Devyn’s shoulders tightened, and if he hadn’t replied, the answer still would have been clear from his body language alone. “It did. I only had to see her to feel it, and even before then, it was there. You know it happens from the time of conception. A world would not keep me from her. I was there the moment she shifted. I felt it, felt her.”
“We’ve never had a half mortal as our princess before.” She tried to explain the king’s doubts. “Who’s to say the same rules apply?” she added too quietly.
“I would give my life to protect her.”
My heart cartwheeled at his response—that sheer, unyieldi
ng desire to keep me from harm. This bond between us went so much deeper than friendship or duty.
Imogen was very perceptive and picked up on it as well, those eyes not missing a single detail as they volleyed between us. “There is no doubt of that. Tread carefully,” Imogen warned us.

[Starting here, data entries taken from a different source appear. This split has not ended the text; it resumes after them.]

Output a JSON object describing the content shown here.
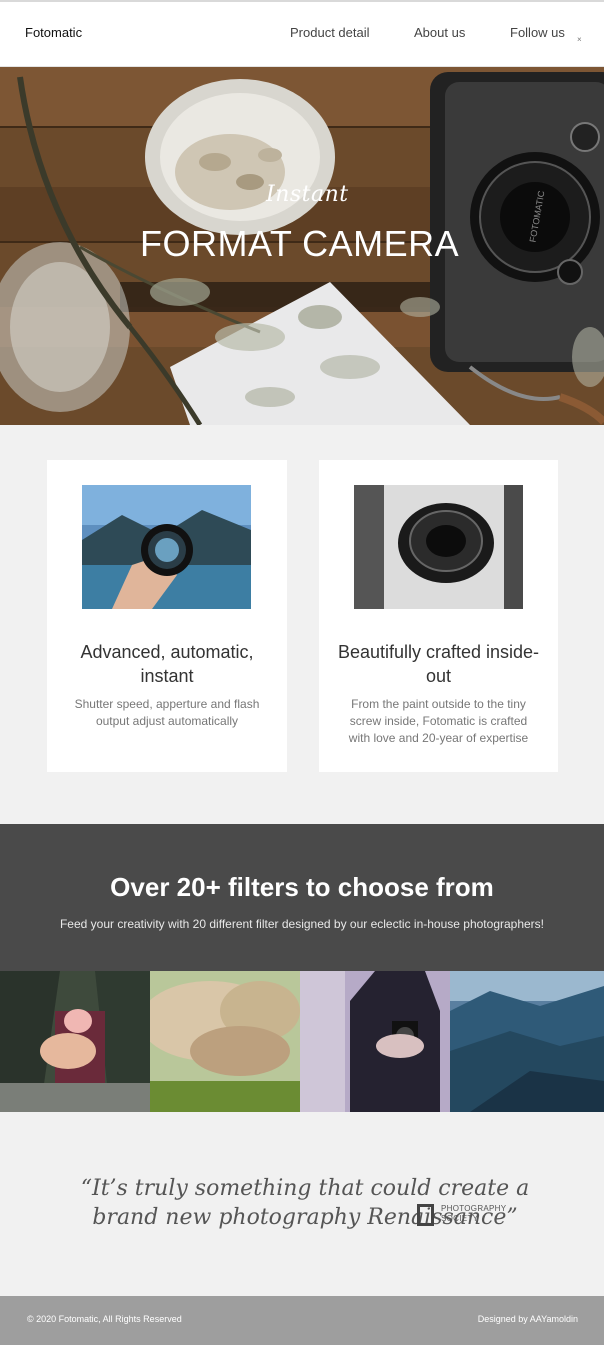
{
  "nav": {
    "brand": "Fotomatic",
    "links": [
      "Product detail",
      "About us",
      "Follow us"
    ],
    "dot": "×"
  },
  "hero": {
    "subtitle": "Instant",
    "title": "FORMAT CAMERA",
    "camera_brand": "FOTOMATIC"
  },
  "features": [
    {
      "title": "Advanced, automatic, instant",
      "text": "Shutter speed, apperture and flash output adjust automatically"
    },
    {
      "title": "Beautifully crafted inside-out",
      "text": "From the paint outside to the tiny screw inside, Fotomatic is crafted with love and 20-year of expertise"
    }
  ],
  "filters": {
    "heading": "Over 20+ filters to choose from",
    "subheading": "Feed your creativity with 20 different filter designed by our eclectic in-house photographers!"
  },
  "quote": {
    "text": "“It’s truly something that could create a brand new photography Renaissance”",
    "source_line1": "PHOTOGRAPHY",
    "source_line2": "SOCIETY"
  },
  "footer": {
    "copyright": "© 2020 Fotomatic, All Rights Reserved",
    "credit": "Designed by AAYamoldin"
  },
  "colors": {
    "band": "#4a4a4a",
    "section_bg": "#f1f1f1",
    "footer_bg": "#9e9e9e"
  }
}
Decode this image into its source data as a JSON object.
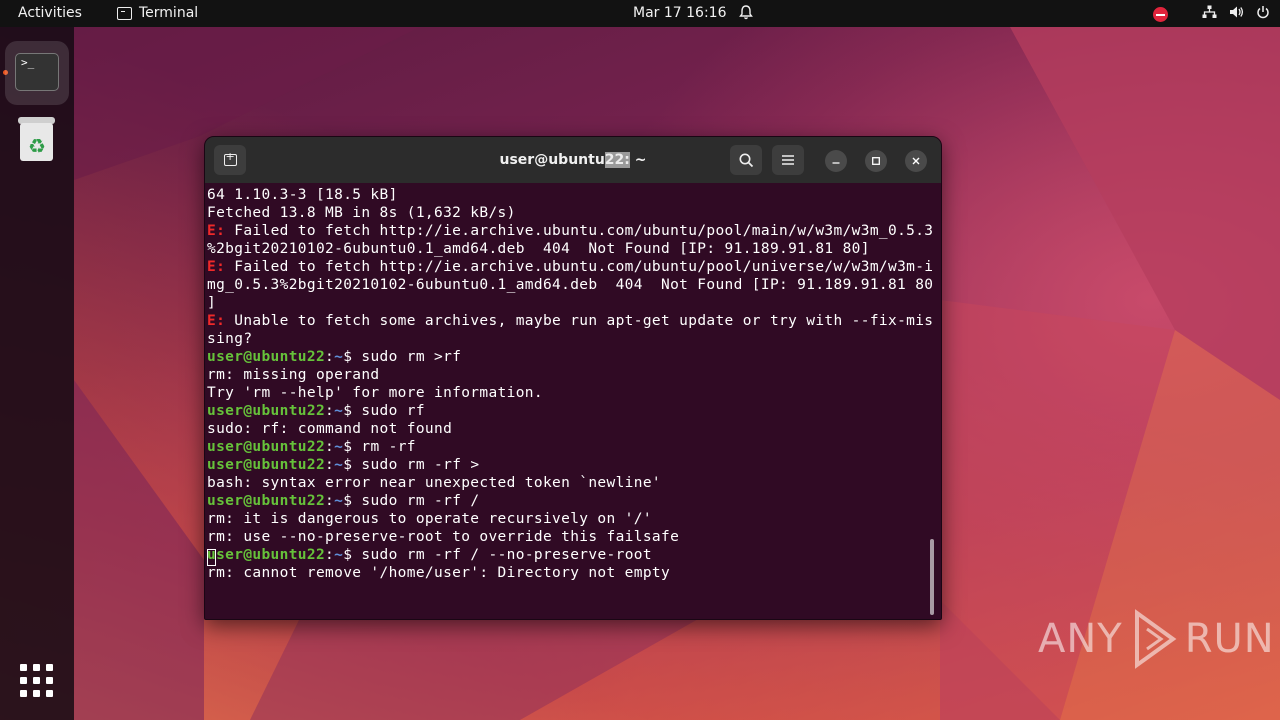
{
  "topbar": {
    "activities": "Activities",
    "app_name": "Terminal",
    "clock": "Mar 17  16:16",
    "icons": [
      "bell-icon",
      "dnd-icon",
      "network-icon",
      "volume-icon",
      "power-icon"
    ]
  },
  "dock": {
    "items": [
      "terminal",
      "trash",
      "show-applications"
    ]
  },
  "window": {
    "title_pre": "user@ubuntu",
    "title_hl": "22:",
    "title_post": " ~"
  },
  "terminal": {
    "lines": [
      {
        "text": "64 1.10.3-3 [18.5 kB]"
      },
      {
        "text": "Fetched 13.8 MB in 8s (1,632 kB/s)"
      },
      {
        "err": "E:",
        "text": " Failed to fetch http://ie.archive.ubuntu.com/ubuntu/pool/main/w/w3m/w3m_0.5.3"
      },
      {
        "text": "%2bgit20210102-6ubuntu0.1_amd64.deb  404  Not Found [IP: 91.189.91.81 80]"
      },
      {
        "err": "E:",
        "text": " Failed to fetch http://ie.archive.ubuntu.com/ubuntu/pool/universe/w/w3m/w3m-i"
      },
      {
        "text": "mg_0.5.3%2bgit20210102-6ubuntu0.1_amd64.deb  404  Not Found [IP: 91.189.91.81 80"
      },
      {
        "text": "]"
      },
      {
        "err": "E:",
        "text": " Unable to fetch some archives, maybe run apt-get update or try with --fix-mis"
      },
      {
        "text": "sing?"
      },
      {
        "prompt": "user@ubuntu22",
        "cmd": "$ sudo rm >rf"
      },
      {
        "text": "rm: missing operand"
      },
      {
        "text": "Try 'rm --help' for more information."
      },
      {
        "prompt": "user@ubuntu22",
        "cmd": "$ sudo rf"
      },
      {
        "text": "sudo: rf: command not found"
      },
      {
        "prompt": "user@ubuntu22",
        "cmd": "$ rm -rf"
      },
      {
        "prompt": "user@ubuntu22",
        "cmd": "$ sudo rm -rf >"
      },
      {
        "text": "bash: syntax error near unexpected token `newline'"
      },
      {
        "prompt": "user@ubuntu22",
        "cmd": "$ sudo rm -rf /"
      },
      {
        "text": "rm: it is dangerous to operate recursively on '/'"
      },
      {
        "text": "rm: use --no-preserve-root to override this failsafe"
      },
      {
        "prompt": "user@ubuntu22",
        "cmd": "$ sudo rm -rf / --no-preserve-root"
      },
      {
        "text": "rm: cannot remove '/home/user': Directory not empty"
      }
    ],
    "prompt_sep": ":",
    "prompt_dir": "~"
  },
  "watermark": {
    "left": "ANY",
    "right": "RUN"
  },
  "colors": {
    "terminal_bg": "#300a24",
    "error": "#ef2929",
    "prompt": "#66c23a",
    "dir": "#5f8fd8",
    "accent": "#e95420"
  }
}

She went to turn, but I stopped her. “You said I had a choice. What if I choose to never step foot in the Second Moon? What then? Will the death threats on my life stop? Will I be left alone to live my life?” I knew the answer, but I wanted to hear her say it, needed her to understand that even though the king wanted to give me a choice, there was only one path for my future.
Imogen paused and glanced sideways at me. “Do you want the truth?”
I nodded.
She blinked, anguish shining in her golden eyes. “They will never stop hunting you.”
Fear and despair wrapped tighter around my heart.
Chapter Four
Perplexed and miserable, Devyn drove us across the hilly countryside of . . . I didn’t know where. I didn’t care to know, to be frank. We hadn’t lingered in the alley after Imogen left but went straight for the car and onto the road, only stopping because my bladder demanded it.
As we crossed through city after city, the three of us contemplated what Imogen had revealed, dissected truth from lie. Not knowing the royal guard, I had nothing to offer but first impressions. Imogen didn’t seem like the sort of fae who went through all the trouble of outlandish lies to set a trap. She struck me as someone who would go straight for the kill if it was her orders—no tricks or ploys.